В детстве мне часто снились страшные сны, очень страшные. К тому же я страдал лунатизмом, да и сейчас иногда хожу во сне. Из-за этих своих снов я нередко просыпался среди ночи и сразу принимался громко звать ее – «мамулю», как говорят английские мальчики. Казалось, она лежит, не смыкая глаз, и ждет, ибо из другого конца коридора, где находилась родительская спальня, до меня тотчас доносились скрип кровати, щелчок выключателя, похрустывание косточек в ее ногах. И всякий раз, когда она приходила ко мне в спальню и спрашивала: «Что случилось, Роберт?» – я отвечал: «Хочу пить». Я никогда не говорил: «Мне приснился страшный сон» или «Я испугался». Всякий раз – только пить. Мама приносила из ванной стакан воды и смотрела, как я пью. Потом она целовала меня в лоб, вот сюда, и я сразу засыпал. Порой это происходило каждую ночь в течение многих месяцев, но мама никогда не оставляла воду возле моей кровати. Она знала, что, если я зову ее среди ночи, мне нужен какой-то предлог. Но оправдываться было ни к чему. Мы были очень близки. Даже после женитьбы и до самой смерти мамы я каждую неделю относил ей стирать свои рубашки.

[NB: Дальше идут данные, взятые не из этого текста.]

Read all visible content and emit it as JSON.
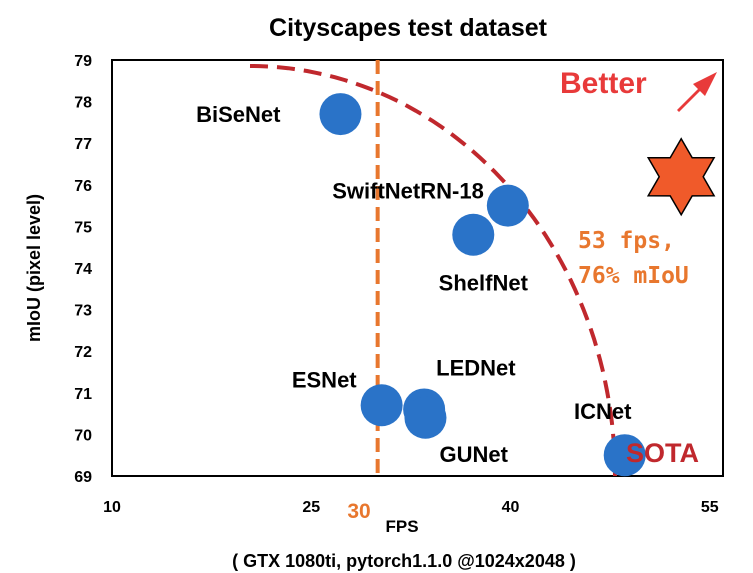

Пока мне не исполнилось десять лет, каждый раз, когда отец бывал в отъезде, я спал в маминой постели. Потом это внезапно прекратилось. Однажды днем была приглашена на чашку чая супруга канадского посла. Приготовления к визиту начались с утра. Мама убедилась в том, что мы с сестрами умеем правильно держать чашку с блюдцем. Мне было поручено ходить по комнате с тарелкой пирожных и маленьких бутербродиков. Меня отправили в парикмахерскую и заставили надеть красный галстук-бабочку, который я ненавидел больше всего на свете. У жены посла были голубые волосы – таких я раньше никогда не видел, – и она привела с собой двенадцатилетнюю дочь, Каролину. Как я узнал впоследствии, отец сказал, что наши семьи должны подружиться из соображений дипломатии и коммерции. Мы сидели очень тихо и слушали двух матерей, а когда канадская леди задавала нам вопросы, выпрямлялись и вежливо отвечали. Нынешних детей таким вещам не учат. Потом мама увела жену посла, чтобы показать ей дом и сад, и дети остались одни. Все мои четыре сестры, в нарядных платьях, сидели рядышком на большом канапе, так тесно, что казались одной-единственной девчонкой, одним спутанным клубком лент, кружев и вьющихся волос. Когда сестры собирались вместе, они были ужасны. Каролина сидела на одном деревянном стуле, я – на другом. Несколько минут никто не произносил ни слова.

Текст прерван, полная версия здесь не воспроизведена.